One thing retailers should focus on is using technology to make emotional connections both presale and postsale. McBrearty offers these pointers to retailers:

Transform the process of building awareness and encouraging purchases, by bringing together data from various sources, including sensors that pick up signals to help anticipate customer needs. Target these customers in real time based on history, location, and activity.

  • Apps move from performing cross-brand product comparisons to enabling customers to determine where to find items based on criteria they set, including best price, product ratings, and the most convenient retail location to shop (automatically taking traffic and wait times into consideration).
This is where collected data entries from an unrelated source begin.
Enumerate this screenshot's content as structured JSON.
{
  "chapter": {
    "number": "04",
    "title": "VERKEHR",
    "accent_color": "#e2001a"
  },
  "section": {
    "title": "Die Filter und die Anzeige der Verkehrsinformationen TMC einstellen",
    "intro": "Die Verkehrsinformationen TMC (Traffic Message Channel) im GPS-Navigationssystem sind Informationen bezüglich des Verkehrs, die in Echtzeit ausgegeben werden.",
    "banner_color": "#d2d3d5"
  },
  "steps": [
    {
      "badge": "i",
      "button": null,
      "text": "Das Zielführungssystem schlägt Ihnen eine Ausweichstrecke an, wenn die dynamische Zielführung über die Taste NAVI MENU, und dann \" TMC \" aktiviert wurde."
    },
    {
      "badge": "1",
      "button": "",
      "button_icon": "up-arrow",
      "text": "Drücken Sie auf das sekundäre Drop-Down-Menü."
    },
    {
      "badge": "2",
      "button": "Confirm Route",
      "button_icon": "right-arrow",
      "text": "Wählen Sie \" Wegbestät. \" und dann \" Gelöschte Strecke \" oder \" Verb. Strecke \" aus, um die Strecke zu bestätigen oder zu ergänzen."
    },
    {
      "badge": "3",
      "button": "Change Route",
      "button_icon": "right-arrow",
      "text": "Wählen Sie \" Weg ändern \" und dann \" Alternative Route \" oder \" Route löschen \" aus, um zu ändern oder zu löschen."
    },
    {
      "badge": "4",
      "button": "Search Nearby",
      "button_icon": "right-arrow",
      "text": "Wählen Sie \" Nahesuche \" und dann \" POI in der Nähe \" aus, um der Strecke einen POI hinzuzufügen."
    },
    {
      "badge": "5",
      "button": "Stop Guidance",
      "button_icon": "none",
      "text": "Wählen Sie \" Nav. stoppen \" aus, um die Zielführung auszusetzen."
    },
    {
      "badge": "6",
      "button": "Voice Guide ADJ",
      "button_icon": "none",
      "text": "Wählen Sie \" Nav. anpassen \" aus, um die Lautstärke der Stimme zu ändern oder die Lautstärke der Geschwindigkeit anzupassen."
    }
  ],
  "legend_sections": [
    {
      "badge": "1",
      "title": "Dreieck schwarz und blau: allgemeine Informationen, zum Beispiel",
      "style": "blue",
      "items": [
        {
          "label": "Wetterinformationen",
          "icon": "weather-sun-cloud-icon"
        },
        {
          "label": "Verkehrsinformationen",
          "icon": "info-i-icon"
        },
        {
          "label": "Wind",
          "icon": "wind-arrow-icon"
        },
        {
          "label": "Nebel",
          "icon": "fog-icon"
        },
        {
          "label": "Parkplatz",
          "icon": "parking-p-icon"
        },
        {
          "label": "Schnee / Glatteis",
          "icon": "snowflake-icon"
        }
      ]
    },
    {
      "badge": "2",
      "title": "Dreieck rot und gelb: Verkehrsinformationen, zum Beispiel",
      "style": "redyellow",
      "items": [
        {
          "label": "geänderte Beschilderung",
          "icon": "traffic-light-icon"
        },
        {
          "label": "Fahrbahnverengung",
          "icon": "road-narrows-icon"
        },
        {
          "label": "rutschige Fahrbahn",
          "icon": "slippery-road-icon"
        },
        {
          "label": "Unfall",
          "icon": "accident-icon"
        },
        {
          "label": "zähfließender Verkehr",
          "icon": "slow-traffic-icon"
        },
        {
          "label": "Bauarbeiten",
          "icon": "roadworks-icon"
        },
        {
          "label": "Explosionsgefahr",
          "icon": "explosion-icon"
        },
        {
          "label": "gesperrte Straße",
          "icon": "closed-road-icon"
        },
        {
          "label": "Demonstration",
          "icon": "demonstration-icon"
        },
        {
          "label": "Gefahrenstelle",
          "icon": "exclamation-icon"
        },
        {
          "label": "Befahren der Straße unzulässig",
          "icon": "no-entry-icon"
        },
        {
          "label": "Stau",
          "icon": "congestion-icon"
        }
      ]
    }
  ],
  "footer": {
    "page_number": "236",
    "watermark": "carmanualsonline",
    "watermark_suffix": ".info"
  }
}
  • Connected vending machines, digital signage, and other surfaces will recognize customers and deliver customized content at the point of need.

  • Items will be ordered on — and delivered to — a customer’s mobile phone, wherever it is located.

Post-sale, connect with the personal side of customers’ lives to help them achieve their goals. This will enable you to add post-sale value to create new revenue streams and drive new insights for innovation. Look for ways to be proactive, anticipate and prevent issues before they happen, or make suggestions that will improve a customer’s life.

  • Mobile devices or sensors react to the environment and are set to receive personalized messages placed by you or your customers’ social circles.

  • Sensors on clothing monitor customers’ health, enabling them to analyze and collect information about themselves, optimize their personal behaviors, and alert caregivers when there is an issue.

  • Connected cars move beyond monitoring an automobile’s performance to collecting data about customers’ driving habits, providing instant insurance quotes, and communicating with things along a route.

In hip-hop, they say that “the streets is watching.” But in the future, when everything from fire hydrants to lightbulbs have IP addresses, the world will be watching.

While some might balk at the increased level of data tracking, the truth is, more people seem willing to trade privacy for personalization. More specifically, millennials care less about privacy than previous generations.

A study conducted by Bovitz, Inc., and the University of Southern California Annenberg Center for the Digital Future, indicated that, as long as they got something in return, 51 percent of millennials were willing to share personal information with businesses, Forbes reports.

There’s even demand for high-end technology and connected devices in the bathroom. So let the machines talk. As long as it makes our experiences richer and more worthwhile, we’ll take it.